Closed maf23 closed 10 years ago
this does look like the bug you are referring to. thanks for reporting this!
An additional note, we have noted that this seems to happen (at least more frequently) when we post multiple parallel scan queries. Which seems to make sense from what I can see in the stack trace.
@maf23 Were you using the same scroll id multiple times in the parallel scan queries?
The scroll id should be different. But we will check our code to make sure this is actually the case.

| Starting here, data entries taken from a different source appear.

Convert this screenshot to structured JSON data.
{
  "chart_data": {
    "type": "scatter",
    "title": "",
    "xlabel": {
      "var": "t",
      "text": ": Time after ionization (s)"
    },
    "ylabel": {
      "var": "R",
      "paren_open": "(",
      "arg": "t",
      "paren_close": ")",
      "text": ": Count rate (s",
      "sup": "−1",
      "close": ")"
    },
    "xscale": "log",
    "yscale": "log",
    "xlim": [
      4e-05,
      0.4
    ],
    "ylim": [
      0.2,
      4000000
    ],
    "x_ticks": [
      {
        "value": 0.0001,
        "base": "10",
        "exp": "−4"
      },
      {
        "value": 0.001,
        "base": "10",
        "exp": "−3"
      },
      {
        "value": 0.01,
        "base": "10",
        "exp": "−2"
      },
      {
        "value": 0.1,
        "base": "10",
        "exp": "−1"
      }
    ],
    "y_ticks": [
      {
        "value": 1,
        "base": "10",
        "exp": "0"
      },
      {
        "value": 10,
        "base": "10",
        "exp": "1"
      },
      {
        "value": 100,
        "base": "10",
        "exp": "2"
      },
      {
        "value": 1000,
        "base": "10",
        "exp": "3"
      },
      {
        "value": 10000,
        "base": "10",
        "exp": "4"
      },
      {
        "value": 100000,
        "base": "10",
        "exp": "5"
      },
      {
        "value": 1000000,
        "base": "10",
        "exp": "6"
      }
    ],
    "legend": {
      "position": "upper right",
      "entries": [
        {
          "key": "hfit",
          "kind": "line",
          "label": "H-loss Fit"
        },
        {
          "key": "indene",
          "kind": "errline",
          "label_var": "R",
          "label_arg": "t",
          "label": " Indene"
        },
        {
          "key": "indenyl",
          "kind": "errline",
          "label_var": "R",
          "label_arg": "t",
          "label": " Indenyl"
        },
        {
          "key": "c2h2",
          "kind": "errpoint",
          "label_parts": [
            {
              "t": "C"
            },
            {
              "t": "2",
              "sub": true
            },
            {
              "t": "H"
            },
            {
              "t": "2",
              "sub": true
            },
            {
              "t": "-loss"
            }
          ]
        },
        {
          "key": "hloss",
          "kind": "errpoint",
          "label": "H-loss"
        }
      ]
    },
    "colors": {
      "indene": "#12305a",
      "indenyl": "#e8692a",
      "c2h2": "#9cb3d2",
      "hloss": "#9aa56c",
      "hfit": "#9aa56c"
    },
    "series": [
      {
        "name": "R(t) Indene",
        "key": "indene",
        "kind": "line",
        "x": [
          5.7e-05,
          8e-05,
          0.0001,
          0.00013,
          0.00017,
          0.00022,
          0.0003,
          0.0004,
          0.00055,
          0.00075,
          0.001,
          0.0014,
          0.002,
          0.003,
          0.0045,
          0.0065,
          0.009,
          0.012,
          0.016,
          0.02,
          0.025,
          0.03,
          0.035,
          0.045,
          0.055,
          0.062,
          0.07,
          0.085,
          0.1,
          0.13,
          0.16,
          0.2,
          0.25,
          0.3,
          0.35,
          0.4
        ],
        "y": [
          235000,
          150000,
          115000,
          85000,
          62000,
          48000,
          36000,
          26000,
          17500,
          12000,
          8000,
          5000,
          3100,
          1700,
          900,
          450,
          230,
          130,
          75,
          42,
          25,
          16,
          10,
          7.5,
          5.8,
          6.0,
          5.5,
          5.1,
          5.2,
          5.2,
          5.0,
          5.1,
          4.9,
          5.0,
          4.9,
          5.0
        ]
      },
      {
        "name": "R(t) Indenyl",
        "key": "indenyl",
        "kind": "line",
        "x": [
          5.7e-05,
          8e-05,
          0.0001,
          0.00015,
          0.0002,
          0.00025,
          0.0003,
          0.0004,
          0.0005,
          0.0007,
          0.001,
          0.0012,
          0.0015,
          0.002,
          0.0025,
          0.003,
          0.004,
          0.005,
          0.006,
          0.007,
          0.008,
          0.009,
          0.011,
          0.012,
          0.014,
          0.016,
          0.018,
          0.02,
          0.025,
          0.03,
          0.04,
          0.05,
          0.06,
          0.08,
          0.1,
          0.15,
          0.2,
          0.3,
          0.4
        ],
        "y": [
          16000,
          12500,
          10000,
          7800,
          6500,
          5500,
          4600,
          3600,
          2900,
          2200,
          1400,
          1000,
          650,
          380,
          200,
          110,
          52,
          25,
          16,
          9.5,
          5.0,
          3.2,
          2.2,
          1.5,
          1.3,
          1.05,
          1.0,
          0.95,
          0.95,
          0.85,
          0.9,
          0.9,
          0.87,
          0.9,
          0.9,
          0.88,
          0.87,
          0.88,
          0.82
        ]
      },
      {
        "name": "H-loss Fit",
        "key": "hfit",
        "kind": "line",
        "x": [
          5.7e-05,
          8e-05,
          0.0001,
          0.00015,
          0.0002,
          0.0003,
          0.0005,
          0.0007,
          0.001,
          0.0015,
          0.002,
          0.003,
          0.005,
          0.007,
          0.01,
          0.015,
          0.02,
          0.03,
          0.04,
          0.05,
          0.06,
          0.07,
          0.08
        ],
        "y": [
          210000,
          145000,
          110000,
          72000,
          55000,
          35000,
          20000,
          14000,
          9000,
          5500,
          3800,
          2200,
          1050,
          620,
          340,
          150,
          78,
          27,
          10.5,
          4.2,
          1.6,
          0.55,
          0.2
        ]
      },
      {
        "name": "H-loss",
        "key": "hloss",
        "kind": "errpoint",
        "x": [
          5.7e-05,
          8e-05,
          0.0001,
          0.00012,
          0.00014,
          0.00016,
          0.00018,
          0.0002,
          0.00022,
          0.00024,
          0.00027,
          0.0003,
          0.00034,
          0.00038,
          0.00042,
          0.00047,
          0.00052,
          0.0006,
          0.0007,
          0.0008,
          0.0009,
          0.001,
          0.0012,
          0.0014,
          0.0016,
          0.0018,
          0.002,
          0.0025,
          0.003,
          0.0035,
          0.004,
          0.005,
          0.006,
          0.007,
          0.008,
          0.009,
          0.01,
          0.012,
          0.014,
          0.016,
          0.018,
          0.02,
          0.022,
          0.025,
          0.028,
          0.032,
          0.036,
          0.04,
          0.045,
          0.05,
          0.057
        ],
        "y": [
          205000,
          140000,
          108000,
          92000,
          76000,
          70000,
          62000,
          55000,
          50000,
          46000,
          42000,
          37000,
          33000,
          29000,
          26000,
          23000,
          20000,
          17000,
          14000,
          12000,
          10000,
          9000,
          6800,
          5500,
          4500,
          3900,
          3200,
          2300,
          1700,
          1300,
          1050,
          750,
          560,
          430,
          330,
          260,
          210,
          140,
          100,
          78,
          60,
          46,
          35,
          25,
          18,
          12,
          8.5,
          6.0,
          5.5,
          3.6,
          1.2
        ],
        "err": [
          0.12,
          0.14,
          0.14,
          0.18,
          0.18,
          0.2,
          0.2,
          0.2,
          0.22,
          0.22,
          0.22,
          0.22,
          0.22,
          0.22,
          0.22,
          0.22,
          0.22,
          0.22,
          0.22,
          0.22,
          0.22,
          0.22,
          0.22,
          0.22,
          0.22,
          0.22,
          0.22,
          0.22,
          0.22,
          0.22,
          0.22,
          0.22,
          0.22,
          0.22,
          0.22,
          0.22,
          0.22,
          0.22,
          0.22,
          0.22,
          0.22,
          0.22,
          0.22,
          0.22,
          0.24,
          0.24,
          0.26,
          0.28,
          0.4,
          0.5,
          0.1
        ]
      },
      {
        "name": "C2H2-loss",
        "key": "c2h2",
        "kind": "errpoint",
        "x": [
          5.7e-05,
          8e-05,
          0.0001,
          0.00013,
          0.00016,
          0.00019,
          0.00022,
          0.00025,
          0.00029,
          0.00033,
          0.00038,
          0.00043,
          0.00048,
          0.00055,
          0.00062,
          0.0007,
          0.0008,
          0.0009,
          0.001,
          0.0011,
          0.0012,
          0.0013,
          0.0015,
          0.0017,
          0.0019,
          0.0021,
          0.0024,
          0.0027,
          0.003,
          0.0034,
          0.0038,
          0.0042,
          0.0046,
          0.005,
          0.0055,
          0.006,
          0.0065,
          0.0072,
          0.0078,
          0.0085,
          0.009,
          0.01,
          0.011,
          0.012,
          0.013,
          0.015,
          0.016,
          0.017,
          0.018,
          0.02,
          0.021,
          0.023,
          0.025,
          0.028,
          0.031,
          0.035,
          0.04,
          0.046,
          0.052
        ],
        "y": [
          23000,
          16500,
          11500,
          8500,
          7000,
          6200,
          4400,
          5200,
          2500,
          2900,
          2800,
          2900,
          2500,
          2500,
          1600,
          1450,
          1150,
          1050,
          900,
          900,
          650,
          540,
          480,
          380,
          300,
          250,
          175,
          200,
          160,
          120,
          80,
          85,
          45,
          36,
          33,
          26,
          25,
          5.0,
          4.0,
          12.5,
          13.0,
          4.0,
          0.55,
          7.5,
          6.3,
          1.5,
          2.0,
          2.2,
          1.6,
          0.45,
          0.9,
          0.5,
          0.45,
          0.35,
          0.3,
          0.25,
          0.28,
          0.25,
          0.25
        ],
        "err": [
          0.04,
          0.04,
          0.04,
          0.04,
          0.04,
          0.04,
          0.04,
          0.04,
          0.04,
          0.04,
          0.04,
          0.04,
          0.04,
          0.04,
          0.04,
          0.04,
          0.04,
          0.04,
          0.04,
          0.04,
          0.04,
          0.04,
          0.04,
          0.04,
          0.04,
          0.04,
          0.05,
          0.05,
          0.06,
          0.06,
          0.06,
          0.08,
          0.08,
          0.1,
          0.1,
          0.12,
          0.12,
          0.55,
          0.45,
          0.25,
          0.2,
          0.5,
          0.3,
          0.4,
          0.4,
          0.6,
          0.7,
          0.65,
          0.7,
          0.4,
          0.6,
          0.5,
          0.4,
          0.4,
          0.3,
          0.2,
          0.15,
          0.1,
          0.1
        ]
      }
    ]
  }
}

On Wed, Aug 27, 2014 at 2:30 PM, Martijn van Groningen < notifications@github.com> wrote:
@maf23 https://github.com/maf23 Were you using the same scroll id multiple times in the parallel scan queries?
— Reply to this email directly or view it on GitHub https://github.com/elasticsearch/elasticsearch/issues/7478#issuecomment-53565244 .
I can see how this situation can occur if multiple scroll requests are scrolling in parallel with the same scroll id (or same scroll id prefix), the scroll api was never designed to support this. I think we need proper validation if two search requests try to access the same scan context that is open on a node.
Also running the clear scoll api during a scroll session can cause this bug.
@maf23 Can you share what jvm version and vendor you're using?
Sure, Oracle JVM 1.7.0_25
Ok thanks, like you mentioned the ConcurrentHashMap should be used here since the map in question is accessed by different threads during the entire scroll.
@maf23 Pushed a fix for this bug, which will be included in the next release. Thanks for reporting this!
We seem to have a problem with stuck threads in an Elasticsearch cluster. It appears at random, but once a thread is stuck it seems to keep being stuck until elasticsearch on that node is restarted. The theads get stuck in a busy loop and the stack trace of one is:
It looks very much as the known problem of using the non-synchronized HashMap class in a threaded environment, see (http://stackoverflow.com/questions/17070184/hashmap-stuck-on-get). Unfortunately I'm not familiar enough with the es code to know if this can be the issue.
The solution mentioned at the link is to use ConcurrentHashMap instead.